Currently, the Ford Edge serves as a conventional goldilocks utility vehicle for people that need a little more room than the Escape, but don’t want to step all the way up to the three-row Explorer that’s larger, and more expensive. Then there’s the soon-to-be-released 2021 Ford Bronco body-on-frame SUV. It, too, will be a two-row midsize SUV. Then, there’s the upcoming Mustang Mach-E electric crossover on the other side of the spectrum. Needless to say, things are about to get a bit crowded. And Ford, according to a new report, has also realized this.
The Detroit Bureau suggests Ford may be canceling the next generation Ford Edge and its Lincoln Nautilus sibling.
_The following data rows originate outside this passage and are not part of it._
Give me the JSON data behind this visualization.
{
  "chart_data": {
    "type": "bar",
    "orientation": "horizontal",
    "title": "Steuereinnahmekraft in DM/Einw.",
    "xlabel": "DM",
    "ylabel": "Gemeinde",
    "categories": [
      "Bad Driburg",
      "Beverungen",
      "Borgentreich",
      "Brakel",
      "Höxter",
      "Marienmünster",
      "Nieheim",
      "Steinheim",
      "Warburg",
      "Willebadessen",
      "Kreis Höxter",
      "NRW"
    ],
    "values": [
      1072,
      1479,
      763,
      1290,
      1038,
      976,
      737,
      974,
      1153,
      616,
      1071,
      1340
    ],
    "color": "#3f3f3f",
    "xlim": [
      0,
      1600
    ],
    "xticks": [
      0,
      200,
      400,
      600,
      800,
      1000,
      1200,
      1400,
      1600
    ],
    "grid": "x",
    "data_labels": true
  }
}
According to the report, The Detroit Bureau’s insider sources have said Ford will cancel the two models for a few reasons. But primarily, ever since Ford purged most of its traditional cars from its lineup in favor of more popular SUVs, the brand’s lineup is growing with too many similar vehicles.
Speculation is that Ford could put out a shortened five seat U625 Explorer, similar to how Honda shrunk the Pilot to make the Passport. Platform sharing with an existing model would lower development and production costs on a vehicle that’s less profitable than it used to be. The RWD-based Ford CD6 platform underpinning the current Ford Explorer is expected to eventually underpin the S650 Mustang, as well. It’s entirely plausible that a RWD midsize utility vehicle could come from it.
This would also benefit Lincoln, where a rear wheel drive architecture would better position the SUV in the premium market. Plus, the Lincoln Aviator has gotten extremely positive reception, so a shortened five seat version could do well.
In a statement to The Detroit Bureau, Ford denied dropping the Edge from the lineup, but automakers are traditionally quiet about dropping a model until the moment it’s dead. This would be when the pair are up for replacement, in 2022 or 2023. If Ford were to drop the Edge and Nautilus, that would mean the end of the Oakville production site in Canada, which is Ford’s last Canadian plant, unless new product was allocated.